Impact of Gaussian Transformation on Cloud Cover Data Assimilation for Historical Weather Reconstruction

Abstract Old descriptive diaries are important sources of daily weather conditions before modern instrumental measurements were available. A previous study demonstrated the potential of reconstructing historical weather at a high temporal resolution by assimilating cloud cover converted from descriptive diaries. However, cloud cover often exhibits a non-Gaussian distribution, which violates the basic assumptions of most data assimilation schemes. In this study, we applied a Gaussian transformation (GT) approach to cloud cover data assimilation and conducted observing system simulation experiments (OSSEs) using 20 observation points over Japan. We performed experiments to assimilate cloud cover with large observational errors using the Global Spectral Model (GSM) and a local ensemble transform Kalman filter (LETKF). Without GT, meridional wind and temperature exhibited deteriorations in the lower troposphere compared with the experiment with no observations. In contrast, GT reduced the 2-month root-mean-square errors (RMSEs) by 5%–15% throughout the troposphere for wind, temperature, and specific humidity fields. Significant improvements include zonal wind at 500 hPa and temperature at 850 hPa with 6.4% and 7.3% improvements by GT, respectively, compared with the experiment without GT. We further demonstrate that the additional GT application to the precipitation background field improves precipitation estimation by 12.2%, with pronounced improvements over regions with monthly precipitation of less than 150 mm.
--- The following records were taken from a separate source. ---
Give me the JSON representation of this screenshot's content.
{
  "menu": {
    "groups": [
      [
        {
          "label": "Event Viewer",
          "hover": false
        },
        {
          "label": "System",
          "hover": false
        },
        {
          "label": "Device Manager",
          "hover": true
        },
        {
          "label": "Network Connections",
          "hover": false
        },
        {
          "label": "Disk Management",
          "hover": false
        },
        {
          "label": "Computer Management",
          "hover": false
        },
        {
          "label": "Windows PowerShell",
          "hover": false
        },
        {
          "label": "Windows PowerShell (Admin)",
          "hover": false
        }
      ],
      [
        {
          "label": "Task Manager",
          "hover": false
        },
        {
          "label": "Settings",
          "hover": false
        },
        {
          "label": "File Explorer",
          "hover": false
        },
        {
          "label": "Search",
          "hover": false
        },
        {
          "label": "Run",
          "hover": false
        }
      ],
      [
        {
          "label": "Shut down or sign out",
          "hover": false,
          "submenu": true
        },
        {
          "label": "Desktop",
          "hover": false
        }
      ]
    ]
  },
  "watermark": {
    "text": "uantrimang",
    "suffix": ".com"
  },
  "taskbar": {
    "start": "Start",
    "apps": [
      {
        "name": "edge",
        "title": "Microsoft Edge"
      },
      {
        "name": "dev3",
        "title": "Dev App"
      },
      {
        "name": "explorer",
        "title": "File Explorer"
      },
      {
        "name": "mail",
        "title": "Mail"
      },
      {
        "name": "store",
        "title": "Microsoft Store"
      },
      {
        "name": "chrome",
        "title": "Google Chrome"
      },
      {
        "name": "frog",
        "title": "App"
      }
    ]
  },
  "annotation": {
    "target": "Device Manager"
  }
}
We also explored the impact of cloud cover GT on a global scale and confirmed improvements extending from around the observation sites. Our results demonstrate the potential of GT in high-resolution historical weather reconstruction using old descriptive diaries. Significance Statement To reconstruct the historical weather, cloud cover information from old diaries can be used by incorporating high-resolution model simulations. However, cloud cover is not normally distributed and violates an important assumption when combining cloud cover observations with model simulations. Our results demonstrate that transforming the cloud cover distribution into a normal distribution could improve wind speed, temperature, and humidity fields in the model. We demonstrate the critical role of the transformation in a nonnormally distributed variable when combined with models and show the potential of diary-based weather information to reconstruct historical weather.